Doğal Kaynakların Yönetimi konusunda bir uzmanlığım yok. Fakat 2015’te ODTÜ’de yapılan son YAEM Kongresi’nin Danışma Kurulu listesinde adım vardı. Ben de bunu fazla ciddiye almış olacağım; oturup bu konuda bir günce oluşturdum ve Kongre yürütücülerini bilgilendirdim. Danışma Kurulu’nun ne yaptığını ve kendisinden ne beklendiğini bilmiyordum. Bunun yazılı olduğu bir yeri de bulamadım. Ben de kendi kendime şöyle bir görev üstlendim: Böyle bir başlığı olan bir kongre için neler önerebileceğimi bu güncede paylaşmaya çalıştım. Günce de orada öylece kaldı. İlgilenen olup olmadığının farkına varamadım. Hala da duruyor.
Kongre’de Amaç başlık bir yazı hazırlamıştım. Onu buraya da almak istedim:
YAEM Ulusal Kongresi’nin görevi nedir?
Düzenlendiği dönemin öncesinde “Endüstri Mühendisliği” alanında
yürütülmüş çalışmaların ilgililer arasında değerlendirilmesi ve
gelecekte daha etkili olunmasının yollarının geliştirilmesidir.

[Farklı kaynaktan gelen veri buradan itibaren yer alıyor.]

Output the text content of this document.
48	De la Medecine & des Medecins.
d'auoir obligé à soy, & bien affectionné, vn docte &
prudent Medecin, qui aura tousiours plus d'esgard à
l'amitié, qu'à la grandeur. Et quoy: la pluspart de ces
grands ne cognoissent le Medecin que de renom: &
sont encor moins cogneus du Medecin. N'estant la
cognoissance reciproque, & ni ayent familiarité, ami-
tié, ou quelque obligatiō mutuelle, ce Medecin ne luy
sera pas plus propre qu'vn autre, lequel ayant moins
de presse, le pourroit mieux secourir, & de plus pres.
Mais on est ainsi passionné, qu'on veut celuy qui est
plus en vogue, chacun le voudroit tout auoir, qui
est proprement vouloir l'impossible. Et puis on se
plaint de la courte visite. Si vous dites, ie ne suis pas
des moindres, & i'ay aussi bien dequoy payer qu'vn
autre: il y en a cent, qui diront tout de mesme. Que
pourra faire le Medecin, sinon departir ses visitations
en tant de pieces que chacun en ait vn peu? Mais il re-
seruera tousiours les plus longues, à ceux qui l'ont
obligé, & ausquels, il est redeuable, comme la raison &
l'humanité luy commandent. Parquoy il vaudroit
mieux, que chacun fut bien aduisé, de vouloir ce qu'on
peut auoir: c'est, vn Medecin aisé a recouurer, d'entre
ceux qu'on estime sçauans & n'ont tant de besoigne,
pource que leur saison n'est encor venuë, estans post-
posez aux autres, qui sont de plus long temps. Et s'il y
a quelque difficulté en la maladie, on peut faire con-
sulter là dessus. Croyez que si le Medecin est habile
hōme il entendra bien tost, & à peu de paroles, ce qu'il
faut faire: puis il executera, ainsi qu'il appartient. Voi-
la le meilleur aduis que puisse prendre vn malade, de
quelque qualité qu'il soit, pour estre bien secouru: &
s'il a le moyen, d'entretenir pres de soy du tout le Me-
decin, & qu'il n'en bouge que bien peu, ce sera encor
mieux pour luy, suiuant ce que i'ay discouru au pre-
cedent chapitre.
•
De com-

Bu cümleyi geçmiş kongreler için söylenenlere bakarak ve biraz da
kendimden bir şeyler katarak kuruyorum. Bu işlere kafa yoranların daha
güzel bir tanımlama oluşturacaklarına inanıyorum. YAD işe yarar bir
tanımı sitesinde yayımlasa iyi olurdu.
YAEM XXXV. Ulusal Kongresi’nin görevi nedir?
Yukarıda özetlemeye çalıştığım temel görevi yerine getirirken Doğal Kaynakların Yönetiminde yoğunlaşmaktır. Bir de …

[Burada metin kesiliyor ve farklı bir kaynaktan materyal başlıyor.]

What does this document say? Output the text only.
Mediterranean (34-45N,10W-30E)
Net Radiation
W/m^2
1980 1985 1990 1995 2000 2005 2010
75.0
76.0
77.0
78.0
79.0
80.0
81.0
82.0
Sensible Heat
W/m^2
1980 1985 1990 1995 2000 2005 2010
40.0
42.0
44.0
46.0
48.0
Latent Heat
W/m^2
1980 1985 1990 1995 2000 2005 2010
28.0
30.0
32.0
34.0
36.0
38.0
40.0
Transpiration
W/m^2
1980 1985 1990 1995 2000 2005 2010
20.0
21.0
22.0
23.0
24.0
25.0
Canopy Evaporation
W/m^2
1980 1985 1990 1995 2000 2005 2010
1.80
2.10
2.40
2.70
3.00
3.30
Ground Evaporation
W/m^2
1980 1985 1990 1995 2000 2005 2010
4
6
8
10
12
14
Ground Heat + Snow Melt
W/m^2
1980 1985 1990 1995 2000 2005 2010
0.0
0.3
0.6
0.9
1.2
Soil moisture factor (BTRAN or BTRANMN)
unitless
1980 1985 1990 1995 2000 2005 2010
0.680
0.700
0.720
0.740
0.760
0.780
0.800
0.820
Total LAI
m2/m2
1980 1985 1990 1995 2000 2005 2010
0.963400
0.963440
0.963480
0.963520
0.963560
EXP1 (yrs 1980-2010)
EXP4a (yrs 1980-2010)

Aslında YAEM Ulusal Kongresinin bir de ülküsünün olması gerekir ki
her bir kongre bu ülküyü gözeterek ilerlemeyi sağlasın, gelişmenin önünü
açsın. Böyle bir ülkü; yasak savma yaklaşımıyla kongre düzenlemeyi de
kongrelerin ana çizgisinden sapmayı da önlemiş olur. Bu yılın kongresi
bu ülkü doğrultusundaki bir aşamayı geçmeyi de gözetmiş olur. “Bir de …”
dememin nedeni buydu.
Bu “genel” dili, tartışmaların gelişebilmesi için kullandım. Asıl
varmak istediğim şey; geçerli ve etkili tanımlamaların yapılabilmesidir.
Yapacak olan ben değilim.
Biraz ayrıntıya girmeye çalışayım: Endüstri Mühendisliği alanında yürütülmüş çalışmaların değerlendirilmesi ne demek?
Böyle bir değerlendirme için “Örgütlerin daha etkili sonuçlar
üretebilmesi konusunda” endüstri mühendislerinin yaptıklarına bakmak
gerekir. Bunu iki farklı boyutta değerlendirme alışkanlığımız var:
Endüstri mühendislerinin sahip olduğu bilginin (araçlaştırdıkları dahil) uygulamada nasıl kullanıldığı ve ne tür sonuçlar verdiği (Uygulama)
Endüstri mühendisliği alanın bilgisini geliştirmek için yapılanlarda nereye gelindiği (Akademi)
Her iki alanda da yapılanların değerlendirilebilmesi için yapılanların toparlanıp ortaya konmaları gerekiyor. Akademinin işi zaten bu olduğu için onlar bu toparlamaları yapıyorlar, fakat uygulamadakiler sonuca odaklı olduklarından yaptıklarını başkalarının da değerlendirebileceği toparlamalardan uzak duruyorlar. İşin bu tarafının biraz daha ayrıtılı değerlendirilmesi gerekir, fakat onu sonraya bırakalım. Böylece ne yapmış olduk? Büyük ölçüde, akademisyenlerin olgunlaştırdıkları çalışmaların değerlendirilmesiyle kısıtlandık.
Bir de bu değerlendirmeleri kimlerin yaptığına bakmamız gerekir.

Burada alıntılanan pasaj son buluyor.